Yahoo’s goal is to “become the starting point for the most users” of the mobile Internet, said Marco Boerries, executive vice president of Yahoo’s Connected Life business.

onePlace will leverage bookmarks, a technology millions of Web users are already familiar with. Regardless of where on the Web the content is stored, users can bookmark it back into onePlace categories, where it will be dynamically updated. For instance, if a user accesses a stock price or sports score, the content will be updated so they can refresh it without returning to the original location. Users can also create their own categories where they can store related content.

Building a Beachhead

Users will also be able to create quick links to existing Web content stored on their MyYahoo home pages or on other Yahoo sites, such as the Flickr photo-sharing network and the del.icio.us Web content tagging site and third-party sites such as Digg and Yelp.

onePlace is Yahoo’s fourth major mobile Web tool, after oneConnect — a communications aggregation tool for e-mail, instant messaging and social networking, which also launches this spring — mobile home page Yahoo Go and mobile search engine oneSearch.

While the new tool relies on bookmarks, it can be thought of as a customized home page similar to the iGoogle or My Yahoo sites used on the Web, said Sterling Market Intelligence Principal Analyst Greg Sterling.

With those services, users can leverage technology such as RSS (really simple syndication) to have content from other sites fed to a single page. Having such a central repository of information is even more important on the mobile Web, Sterling told the E-Commerce Times.

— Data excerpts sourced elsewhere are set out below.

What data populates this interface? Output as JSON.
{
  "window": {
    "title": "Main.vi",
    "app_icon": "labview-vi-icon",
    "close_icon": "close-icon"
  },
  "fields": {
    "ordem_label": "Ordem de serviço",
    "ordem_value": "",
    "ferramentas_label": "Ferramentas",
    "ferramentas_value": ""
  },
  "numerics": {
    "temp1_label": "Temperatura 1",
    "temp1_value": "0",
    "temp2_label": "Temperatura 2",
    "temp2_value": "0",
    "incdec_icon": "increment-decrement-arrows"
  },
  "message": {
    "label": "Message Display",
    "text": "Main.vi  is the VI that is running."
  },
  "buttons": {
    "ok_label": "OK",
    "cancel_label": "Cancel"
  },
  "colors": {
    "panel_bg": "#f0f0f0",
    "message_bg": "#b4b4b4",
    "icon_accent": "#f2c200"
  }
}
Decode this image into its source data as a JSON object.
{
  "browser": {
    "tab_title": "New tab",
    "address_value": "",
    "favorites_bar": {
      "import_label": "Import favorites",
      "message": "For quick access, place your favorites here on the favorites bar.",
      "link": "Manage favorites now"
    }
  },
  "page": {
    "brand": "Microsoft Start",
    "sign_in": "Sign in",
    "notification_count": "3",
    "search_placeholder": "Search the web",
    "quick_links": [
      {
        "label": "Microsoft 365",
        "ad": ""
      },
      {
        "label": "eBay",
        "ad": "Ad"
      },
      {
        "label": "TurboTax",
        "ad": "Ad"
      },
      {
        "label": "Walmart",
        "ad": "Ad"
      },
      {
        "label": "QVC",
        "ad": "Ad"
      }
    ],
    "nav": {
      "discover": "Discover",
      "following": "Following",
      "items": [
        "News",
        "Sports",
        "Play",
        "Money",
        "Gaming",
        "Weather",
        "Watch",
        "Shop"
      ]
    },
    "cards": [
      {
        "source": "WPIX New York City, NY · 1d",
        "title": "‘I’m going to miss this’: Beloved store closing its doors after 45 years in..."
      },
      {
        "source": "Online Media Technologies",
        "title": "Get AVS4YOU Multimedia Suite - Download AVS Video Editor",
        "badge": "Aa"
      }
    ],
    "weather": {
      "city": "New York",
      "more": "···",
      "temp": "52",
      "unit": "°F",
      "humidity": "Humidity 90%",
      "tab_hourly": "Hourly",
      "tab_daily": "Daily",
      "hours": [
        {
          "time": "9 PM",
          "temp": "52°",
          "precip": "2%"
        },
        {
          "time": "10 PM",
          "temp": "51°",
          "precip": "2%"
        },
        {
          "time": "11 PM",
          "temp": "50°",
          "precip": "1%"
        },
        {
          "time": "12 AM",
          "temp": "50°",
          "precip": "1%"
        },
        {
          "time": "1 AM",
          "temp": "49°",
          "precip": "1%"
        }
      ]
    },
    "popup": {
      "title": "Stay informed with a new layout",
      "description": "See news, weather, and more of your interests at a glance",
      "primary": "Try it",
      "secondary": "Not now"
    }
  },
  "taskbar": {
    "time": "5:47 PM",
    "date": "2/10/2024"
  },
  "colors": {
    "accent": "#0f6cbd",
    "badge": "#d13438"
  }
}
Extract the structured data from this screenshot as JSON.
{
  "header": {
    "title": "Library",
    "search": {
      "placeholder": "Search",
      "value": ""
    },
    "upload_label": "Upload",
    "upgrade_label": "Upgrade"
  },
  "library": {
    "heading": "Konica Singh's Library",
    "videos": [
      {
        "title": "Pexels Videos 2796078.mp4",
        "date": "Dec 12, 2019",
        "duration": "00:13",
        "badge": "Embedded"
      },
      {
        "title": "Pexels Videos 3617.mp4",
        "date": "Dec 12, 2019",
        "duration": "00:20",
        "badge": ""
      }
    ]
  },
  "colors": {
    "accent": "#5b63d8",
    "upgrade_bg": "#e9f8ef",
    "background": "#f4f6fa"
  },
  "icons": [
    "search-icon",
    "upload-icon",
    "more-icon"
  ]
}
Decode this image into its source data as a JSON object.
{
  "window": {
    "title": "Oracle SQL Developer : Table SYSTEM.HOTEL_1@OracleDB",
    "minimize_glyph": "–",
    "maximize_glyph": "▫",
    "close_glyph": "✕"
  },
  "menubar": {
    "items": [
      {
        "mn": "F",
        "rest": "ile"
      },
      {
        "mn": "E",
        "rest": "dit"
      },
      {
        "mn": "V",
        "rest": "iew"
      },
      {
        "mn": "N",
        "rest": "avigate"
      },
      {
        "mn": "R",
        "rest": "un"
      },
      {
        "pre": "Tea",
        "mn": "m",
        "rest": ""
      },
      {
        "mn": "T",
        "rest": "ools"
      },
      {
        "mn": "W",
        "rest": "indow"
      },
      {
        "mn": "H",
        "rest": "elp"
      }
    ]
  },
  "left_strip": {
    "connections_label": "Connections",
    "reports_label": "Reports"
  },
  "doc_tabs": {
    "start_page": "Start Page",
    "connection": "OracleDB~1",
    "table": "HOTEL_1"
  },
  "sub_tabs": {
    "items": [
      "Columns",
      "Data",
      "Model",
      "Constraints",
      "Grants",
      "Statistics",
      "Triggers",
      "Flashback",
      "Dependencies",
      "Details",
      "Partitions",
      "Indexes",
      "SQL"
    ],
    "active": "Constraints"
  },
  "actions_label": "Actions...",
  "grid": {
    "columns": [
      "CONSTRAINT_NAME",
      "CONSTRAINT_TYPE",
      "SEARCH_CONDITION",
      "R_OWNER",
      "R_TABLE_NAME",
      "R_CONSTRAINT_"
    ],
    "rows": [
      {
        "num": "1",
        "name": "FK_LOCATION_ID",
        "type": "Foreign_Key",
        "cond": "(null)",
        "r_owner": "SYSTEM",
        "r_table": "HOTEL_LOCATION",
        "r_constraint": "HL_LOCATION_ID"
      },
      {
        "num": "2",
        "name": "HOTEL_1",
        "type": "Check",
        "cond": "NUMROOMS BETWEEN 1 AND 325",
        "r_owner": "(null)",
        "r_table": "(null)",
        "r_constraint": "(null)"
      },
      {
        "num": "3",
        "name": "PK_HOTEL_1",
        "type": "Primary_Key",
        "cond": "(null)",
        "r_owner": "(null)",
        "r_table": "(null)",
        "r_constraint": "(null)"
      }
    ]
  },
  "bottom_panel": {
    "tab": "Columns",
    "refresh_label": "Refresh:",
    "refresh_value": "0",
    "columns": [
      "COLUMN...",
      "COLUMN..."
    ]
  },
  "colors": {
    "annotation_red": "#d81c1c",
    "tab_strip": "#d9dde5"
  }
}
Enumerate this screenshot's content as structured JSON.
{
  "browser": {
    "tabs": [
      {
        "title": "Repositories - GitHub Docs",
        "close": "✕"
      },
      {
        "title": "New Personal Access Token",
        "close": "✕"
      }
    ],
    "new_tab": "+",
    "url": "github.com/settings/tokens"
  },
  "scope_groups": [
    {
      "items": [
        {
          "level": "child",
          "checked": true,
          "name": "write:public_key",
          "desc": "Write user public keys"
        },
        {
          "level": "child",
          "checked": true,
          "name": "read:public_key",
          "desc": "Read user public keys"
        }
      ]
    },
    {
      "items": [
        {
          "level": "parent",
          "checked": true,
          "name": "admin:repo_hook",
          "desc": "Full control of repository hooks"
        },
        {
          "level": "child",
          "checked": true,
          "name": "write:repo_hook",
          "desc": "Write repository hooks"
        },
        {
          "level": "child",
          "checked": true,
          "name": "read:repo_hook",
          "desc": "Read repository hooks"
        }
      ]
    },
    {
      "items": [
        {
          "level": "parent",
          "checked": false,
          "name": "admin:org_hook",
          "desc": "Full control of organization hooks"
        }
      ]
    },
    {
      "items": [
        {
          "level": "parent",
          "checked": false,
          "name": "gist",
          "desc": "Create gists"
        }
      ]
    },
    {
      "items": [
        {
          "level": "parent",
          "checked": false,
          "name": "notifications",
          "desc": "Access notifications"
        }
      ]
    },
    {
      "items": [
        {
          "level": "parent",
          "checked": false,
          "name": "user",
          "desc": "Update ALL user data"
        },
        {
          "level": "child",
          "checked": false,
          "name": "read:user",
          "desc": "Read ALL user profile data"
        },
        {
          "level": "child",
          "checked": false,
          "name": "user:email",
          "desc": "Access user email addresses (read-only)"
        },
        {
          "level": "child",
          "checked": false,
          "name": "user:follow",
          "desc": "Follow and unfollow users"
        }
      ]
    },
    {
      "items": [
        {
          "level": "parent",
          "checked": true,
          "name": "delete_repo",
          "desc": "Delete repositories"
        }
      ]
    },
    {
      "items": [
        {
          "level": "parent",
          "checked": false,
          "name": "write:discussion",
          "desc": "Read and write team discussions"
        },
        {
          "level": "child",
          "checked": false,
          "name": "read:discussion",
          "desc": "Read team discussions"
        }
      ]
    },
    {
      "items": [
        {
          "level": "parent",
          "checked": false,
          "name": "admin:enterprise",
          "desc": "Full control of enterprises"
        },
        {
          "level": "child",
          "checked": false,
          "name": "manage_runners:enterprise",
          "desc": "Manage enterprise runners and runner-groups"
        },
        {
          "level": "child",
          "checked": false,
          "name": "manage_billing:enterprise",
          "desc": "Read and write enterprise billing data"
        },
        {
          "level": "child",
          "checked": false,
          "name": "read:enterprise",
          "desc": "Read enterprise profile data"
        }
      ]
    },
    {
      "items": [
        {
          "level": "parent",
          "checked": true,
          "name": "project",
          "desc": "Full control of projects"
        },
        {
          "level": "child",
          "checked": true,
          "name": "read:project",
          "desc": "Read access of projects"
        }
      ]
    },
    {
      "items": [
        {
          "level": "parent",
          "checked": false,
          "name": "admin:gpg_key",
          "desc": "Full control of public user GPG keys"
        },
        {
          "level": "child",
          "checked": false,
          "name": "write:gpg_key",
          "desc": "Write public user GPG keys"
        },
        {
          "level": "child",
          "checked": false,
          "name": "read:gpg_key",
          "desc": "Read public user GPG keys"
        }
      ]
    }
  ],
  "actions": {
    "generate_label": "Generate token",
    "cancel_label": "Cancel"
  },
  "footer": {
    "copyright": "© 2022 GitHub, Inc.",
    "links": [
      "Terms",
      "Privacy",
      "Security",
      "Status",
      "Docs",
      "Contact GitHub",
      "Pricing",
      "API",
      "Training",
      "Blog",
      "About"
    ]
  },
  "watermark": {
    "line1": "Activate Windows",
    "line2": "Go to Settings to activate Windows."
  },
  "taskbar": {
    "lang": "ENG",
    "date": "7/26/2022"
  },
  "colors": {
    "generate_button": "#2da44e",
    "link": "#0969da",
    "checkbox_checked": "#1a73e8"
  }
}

“Because searching on mobile devices is a cumbersome, painstaking process, bookmarks or other tools for shortcutting that process will be important,” he said.

Yahoo is also counting on onePlace becoming the main tool users turn to for managing mobile content, and the nature of the service will mean that once they start to use it, consumers will be very unlikely to switch to an alternative for fear of having to find and store all the content over again.

That, in turn, could give Yahoo a leg up in the bid to deliver advertising to mobile devices by creating a far more consistent and reliable pattern of usage of the mobile Web. Being a first point of entry for the mobile Web is a key part of Yahoo CEO Jerry Yang’s long-term turnaround plan for the troubled portal, Sterling noted.

Competing or Completing?

The latest mobile moves come as the drama of the possible takeover of Yahoo by Microsoft continues to play itself out. Microsoft this week rolled out its Silverlight mobile browser plug-in for Nokia smartphones, a tool that enables the phones to retrieve and play Web video

Yahoo, meanwhile, has gotten significant traction with both consumers and equally as important with mobile software developers with its family of mobile Web products, said Scott G. Silk, the CEO of on-device portal software maker Action Engine.